4 Things All Kids Should Know About Connection

Research shows that children learn better when they teach someone else what they’ve learned, rather than when they learn for the purpose of a test. “Learning to teach someone else is prosocial and relies on the social networks of the brain,” explains Matthew Lieberman, distinguished social psychologist and neuroscientist.[1] Considering that social connection is a core psychological need, as important to our survival and well-being as food, safety, and shelter, it makes sense that learning which helps us connect to others would be more effective.

We are by nature social creatures. Science tells us we’re, in fact, “wired to connect” because evolution favored humans with a stronger propensity to care for their offspring and organize into groups.[2] As Stanford researcher and author Emma Seppälä asserts on her website, based on a landmark study, a “lack of social connection is a greater detriment to health than obesity, smoking and high blood pressure.”

What Your Kids Should Learn About Connection

1) The Biology of Connection

For many parents, it is intuitive to create connection for their children. We arrange playdates. We insist our kids be on teams—soccer, debate or whatever is of interest. We try to build family connection with vacations, weekly rituals, hugs and cuddles. And while fostering this sort of connection is certainly vital for the emotional wellness of our kids, it’s also important to teach them why connection matters. After all, children must learn the true role of our social nature in happiness, health, and success if it is to inform their life choices. They must understand that feeling a sense of belonging is not just a luxury. It is a biological imperative.

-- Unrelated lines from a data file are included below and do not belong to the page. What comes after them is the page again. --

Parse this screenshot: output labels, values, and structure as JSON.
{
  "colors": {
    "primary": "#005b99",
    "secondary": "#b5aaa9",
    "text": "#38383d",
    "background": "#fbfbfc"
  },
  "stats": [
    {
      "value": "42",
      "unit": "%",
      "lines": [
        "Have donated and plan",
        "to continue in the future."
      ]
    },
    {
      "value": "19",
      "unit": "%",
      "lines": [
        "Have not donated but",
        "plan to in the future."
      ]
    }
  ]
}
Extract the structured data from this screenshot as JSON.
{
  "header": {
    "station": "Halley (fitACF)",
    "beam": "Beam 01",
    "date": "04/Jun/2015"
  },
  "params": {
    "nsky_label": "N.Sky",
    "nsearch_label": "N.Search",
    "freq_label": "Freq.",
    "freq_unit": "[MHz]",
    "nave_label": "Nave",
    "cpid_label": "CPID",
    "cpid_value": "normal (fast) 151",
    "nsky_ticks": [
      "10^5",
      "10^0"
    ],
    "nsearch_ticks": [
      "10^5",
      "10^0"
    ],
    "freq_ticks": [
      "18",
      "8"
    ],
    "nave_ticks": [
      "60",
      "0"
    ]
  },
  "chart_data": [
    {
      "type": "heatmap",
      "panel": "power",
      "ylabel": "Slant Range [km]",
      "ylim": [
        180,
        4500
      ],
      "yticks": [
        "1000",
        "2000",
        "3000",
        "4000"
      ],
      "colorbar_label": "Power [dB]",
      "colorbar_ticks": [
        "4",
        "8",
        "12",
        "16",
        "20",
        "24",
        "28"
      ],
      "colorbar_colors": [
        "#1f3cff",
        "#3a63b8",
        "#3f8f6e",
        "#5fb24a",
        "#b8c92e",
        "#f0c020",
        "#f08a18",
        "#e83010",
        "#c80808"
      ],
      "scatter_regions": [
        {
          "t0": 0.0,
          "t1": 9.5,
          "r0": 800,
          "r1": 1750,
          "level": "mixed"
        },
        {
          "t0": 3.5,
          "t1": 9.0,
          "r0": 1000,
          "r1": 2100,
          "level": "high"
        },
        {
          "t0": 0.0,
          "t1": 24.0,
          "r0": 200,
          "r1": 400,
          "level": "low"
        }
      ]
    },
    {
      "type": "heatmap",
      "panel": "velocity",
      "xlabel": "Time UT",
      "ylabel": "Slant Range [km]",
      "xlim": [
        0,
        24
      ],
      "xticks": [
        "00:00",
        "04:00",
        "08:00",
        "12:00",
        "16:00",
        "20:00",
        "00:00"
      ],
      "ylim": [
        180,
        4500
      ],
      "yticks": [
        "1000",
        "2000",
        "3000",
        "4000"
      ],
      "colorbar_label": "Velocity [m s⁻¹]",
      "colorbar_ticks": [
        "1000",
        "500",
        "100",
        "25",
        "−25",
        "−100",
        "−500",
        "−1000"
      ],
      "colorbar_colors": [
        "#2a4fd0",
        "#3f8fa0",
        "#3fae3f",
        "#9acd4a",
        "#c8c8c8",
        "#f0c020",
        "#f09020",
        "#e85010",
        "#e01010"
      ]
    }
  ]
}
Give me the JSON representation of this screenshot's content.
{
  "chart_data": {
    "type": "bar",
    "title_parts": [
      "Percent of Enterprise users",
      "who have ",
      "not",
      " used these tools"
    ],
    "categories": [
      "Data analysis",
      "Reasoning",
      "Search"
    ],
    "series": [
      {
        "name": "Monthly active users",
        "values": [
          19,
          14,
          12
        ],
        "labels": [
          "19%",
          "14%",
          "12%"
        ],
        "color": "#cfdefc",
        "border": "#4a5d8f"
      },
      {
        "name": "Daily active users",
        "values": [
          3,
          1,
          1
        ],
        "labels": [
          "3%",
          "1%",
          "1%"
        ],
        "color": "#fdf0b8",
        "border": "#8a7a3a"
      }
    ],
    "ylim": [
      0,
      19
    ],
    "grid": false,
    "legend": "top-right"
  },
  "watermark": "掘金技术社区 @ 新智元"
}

This is especially critical in our society which, for years, has said to be experiencing an “epidemic of loneliness.” (The pandemic has only exacerbated it, of course.) We volunteer less. We get married less. We birth fewer children. We move away from childhood friends and family. We work more and pass less time enjoying personal relationships. As our culture has become more prosperous over the last couple decades, it has also become more individualistic and isolating, and rates of depression and suicide have jumped. And yet, when kids learn that the quality of their relationships and a sense of belonging directly impact their health and well-being, they can purposefully cultivate connectedness in their lives and make decisions for themselves with their social nature in mind.

2) What Disconnects Us

Equally important as teaching our children about our need for connectedness is teaching them about what disconnects people. Ideologies that promote misogyny, racism, homophobia, Islamophobia, and anti-Semitism do not simply sow hate in our country. They severe connection on a personal level. It is not just the “other” that suffers from prejudice; it’s those harboring the disdain that suffer a lack of connection in our diverse and colorful world.

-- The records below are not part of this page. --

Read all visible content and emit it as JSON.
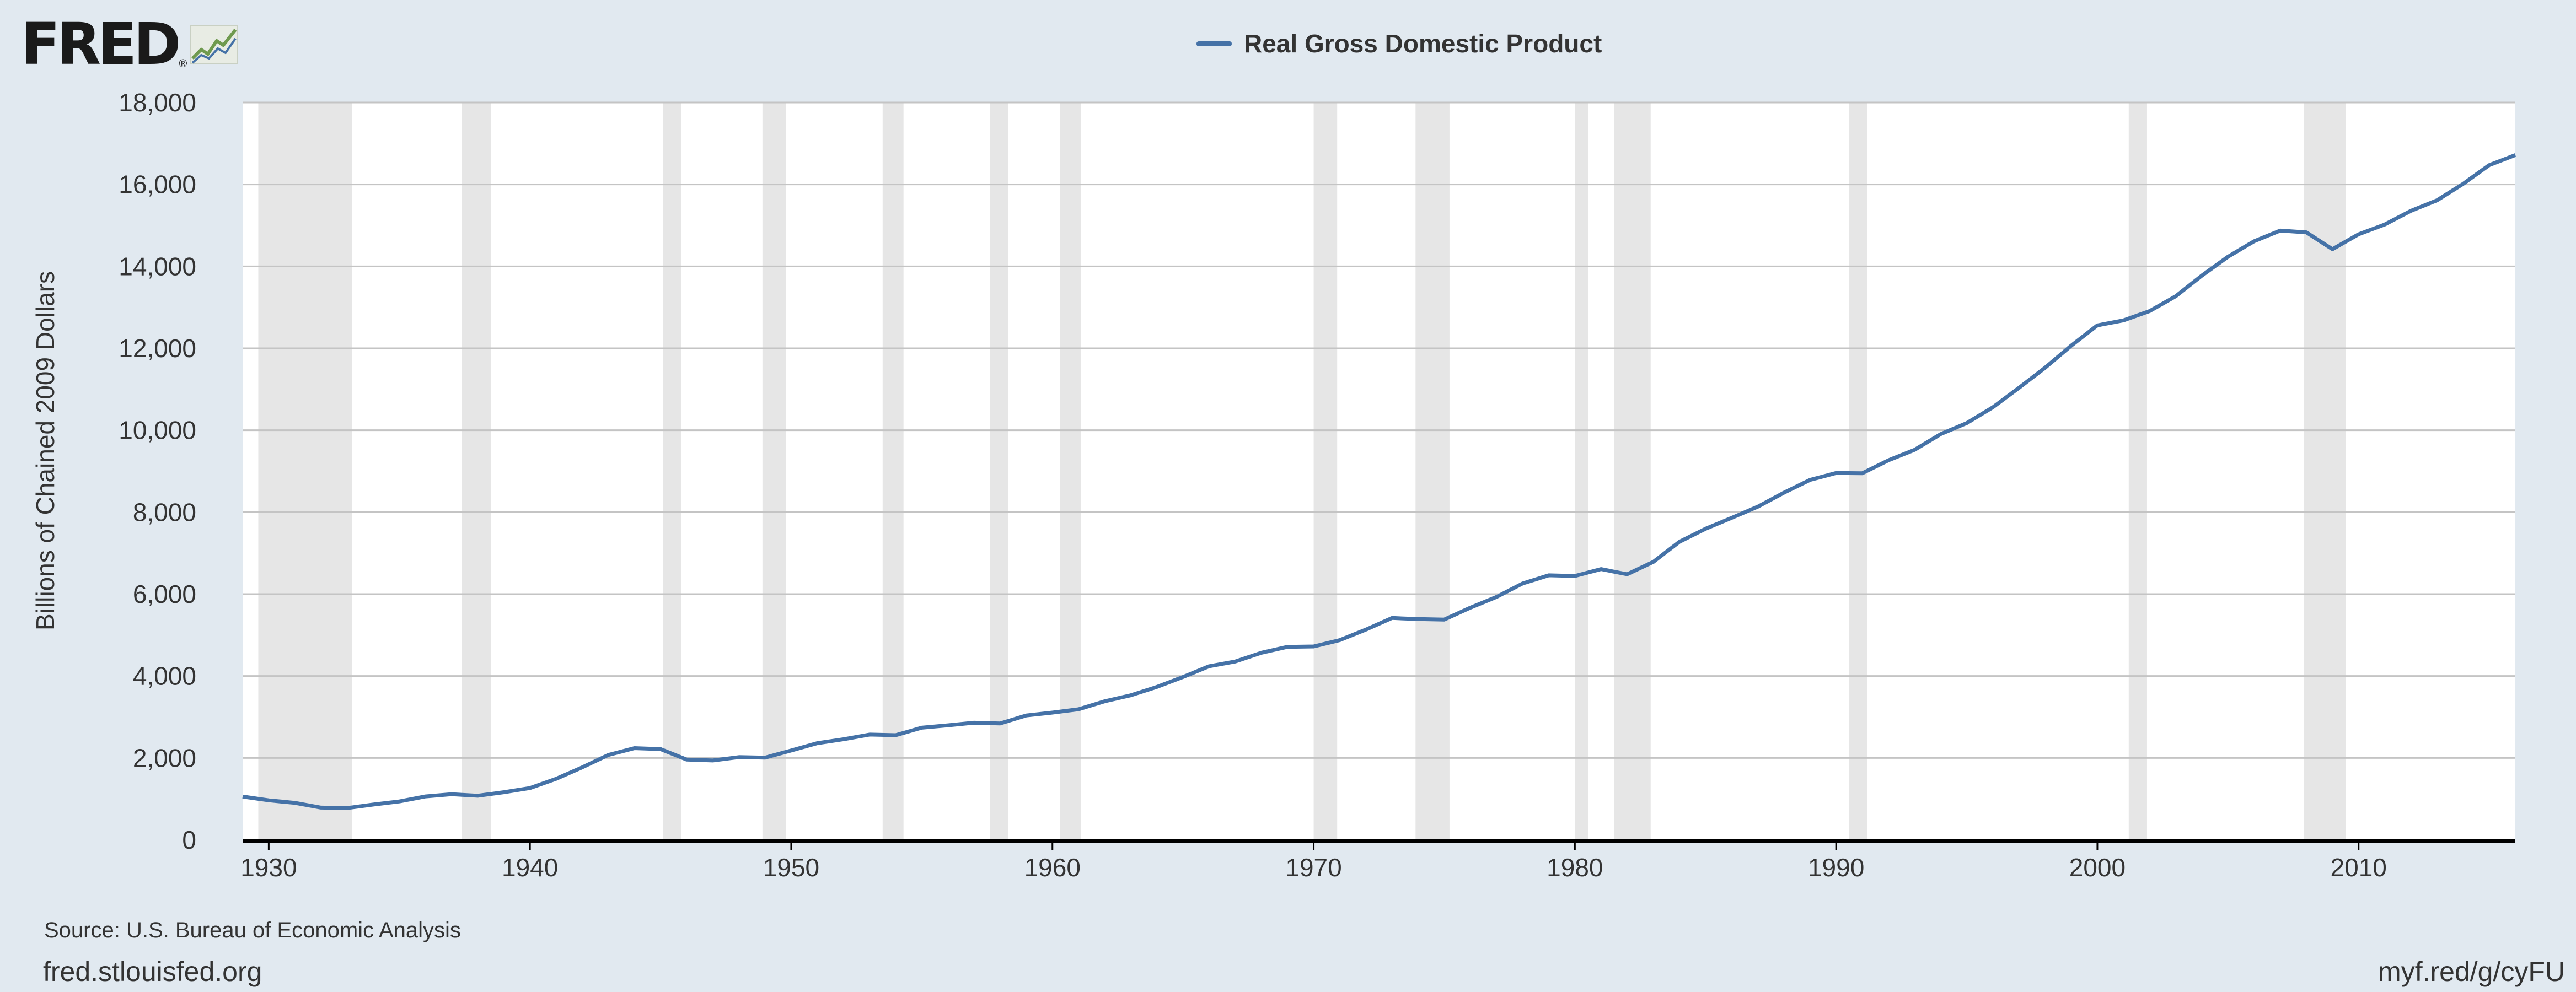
{
  "header": {
    "logo_text": "FRED",
    "logo_mark": "®",
    "logo_icon": "trend-line-icon"
  },
  "footer": {
    "source": "Source: U.S. Bureau of Economic Analysis",
    "site": "fred.stlouisfed.org",
    "short_link": "myf.red/g/cyFU"
  },
  "colors": {
    "background": "#e1e9f0",
    "plot_background": "#ffffff",
    "line": "#4572a7",
    "recession_shade": "#e6e6e6",
    "gridline": "#c4c4c4",
    "axis": "#000000",
    "text": "#333333"
  },
  "chart_data": {
    "type": "line",
    "title": "",
    "xlabel": "",
    "ylabel": "Billions of Chained 2009 Dollars",
    "legend": {
      "position": "top-center"
    },
    "grid": true,
    "xlim": [
      1929,
      2016
    ],
    "ylim": [
      0,
      18000
    ],
    "x_ticks": [
      1930,
      1940,
      1950,
      1960,
      1970,
      1980,
      1990,
      2000,
      2010
    ],
    "x_tick_labels": [
      "1930",
      "1940",
      "1950",
      "1960",
      "1970",
      "1980",
      "1990",
      "2000",
      "2010"
    ],
    "y_ticks": [
      0,
      2000,
      4000,
      6000,
      8000,
      10000,
      12000,
      14000,
      16000,
      18000
    ],
    "y_tick_labels": [
      "0",
      "2,000",
      "4,000",
      "6,000",
      "8,000",
      "10,000",
      "12,000",
      "14,000",
      "16,000",
      "18,000"
    ],
    "recession_bands": [
      [
        1929.6,
        1933.2
      ],
      [
        1937.4,
        1938.5
      ],
      [
        1945.1,
        1945.8
      ],
      [
        1948.9,
        1949.8
      ],
      [
        1953.5,
        1954.3
      ],
      [
        1957.6,
        1958.3
      ],
      [
        1960.3,
        1961.1
      ],
      [
        1970.0,
        1970.9
      ],
      [
        1973.9,
        1975.2
      ],
      [
        1980.0,
        1980.5
      ],
      [
        1981.5,
        1982.9
      ],
      [
        1990.5,
        1991.2
      ],
      [
        2001.2,
        2001.9
      ],
      [
        2007.9,
        2009.5
      ]
    ],
    "series": [
      {
        "name": "Real Gross Domestic Product",
        "x": [
          1929,
          1930,
          1931,
          1932,
          1933,
          1934,
          1935,
          1936,
          1937,
          1938,
          1939,
          1940,
          1941,
          1942,
          1943,
          1944,
          1945,
          1946,
          1947,
          1948,
          1949,
          1950,
          1951,
          1952,
          1953,
          1954,
          1955,
          1956,
          1957,
          1958,
          1959,
          1960,
          1961,
          1962,
          1963,
          1964,
          1965,
          1966,
          1967,
          1968,
          1969,
          1970,
          1971,
          1972,
          1973,
          1974,
          1975,
          1976,
          1977,
          1978,
          1979,
          1980,
          1981,
          1982,
          1983,
          1984,
          1985,
          1986,
          1987,
          1988,
          1989,
          1990,
          1991,
          1992,
          1993,
          1994,
          1995,
          1996,
          1997,
          1998,
          1999,
          2000,
          2001,
          2002,
          2003,
          2004,
          2005,
          2006,
          2007,
          2008,
          2009,
          2010,
          2011,
          2012,
          2013,
          2014,
          2015,
          2016
        ],
        "values": [
          1057,
          966,
          904,
          788,
          778,
          862,
          939,
          1061,
          1115,
          1077,
          1164,
          1266,
          1491,
          1771,
          2073,
          2240,
          2217,
          1960,
          1939,
          2021,
          2009,
          2184,
          2361,
          2456,
          2571,
          2556,
          2739,
          2797,
          2860,
          2842,
          3038,
          3108,
          3188,
          3383,
          3530,
          3735,
          3977,
          4239,
          4355,
          4569,
          4713,
          4722,
          4877,
          5134,
          5418,
          5390,
          5379,
          5669,
          5931,
          6260,
          6459,
          6443,
          6611,
          6484,
          6785,
          7277,
          7594,
          7861,
          8133,
          8475,
          8787,
          8955,
          8949,
          9267,
          9521,
          9905,
          10175,
          10561,
          11035,
          11526,
          12066,
          12560,
          12682,
          12909,
          13271,
          13774,
          14234,
          14614,
          14874,
          14830,
          14419,
          14784,
          15021,
          15355,
          15612,
          16013,
          16472,
          16716
        ]
      }
    ]
  }
}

At the heart of all wars, personal suffering, and inequality is the belief that I am different. The inability to see ourselves in the other leads to strife individually and globally. On the other hand, connection is promoted by empathy and the ability to find common ground with those different from ourselves.

3) Your View of Wealth Matters

Studies overwhelmingly show that materialism is at odds with connection. This does not mean that wealth is bad. Wealth can become problematic when a person values its attainment above all else, when they judge success by possessions, and when they equate material items with happiness. These days it’s common for people to sacrifice personal relationships for the pursuit of wealth, even though it’s no secret that money doesn’t buy happiness. In fact, according to leading happiness researcher and Distinguished Professor of Psychology and Vice Chair at the University of California, Riverside, Dr. Sonja Lyubomirsky, "A mountain of research has shown that materialism depletes happiness, threatens satisfaction with our relationships, harms the environment, renders us less friendly, likable, and empathetic, and makes us less likely to help others and contribute to our communities."

4) Connecting Today

In today’s world, we’re more connected than ever thanks to the internet and technology, and yet this type of “connection” is limited. (Though social media would have us fooled.) Liking your friend’s post will never be the same as bringing that friend a bouquet of flowers when she’s sick. We are much more than our cyber presence. We’ve got bodies! As Covid has reminded many of us, there is no substitute for a hug. Making our children aware of the importance of authentic, real connection is often a small, yet impactful first step on the road to connected living.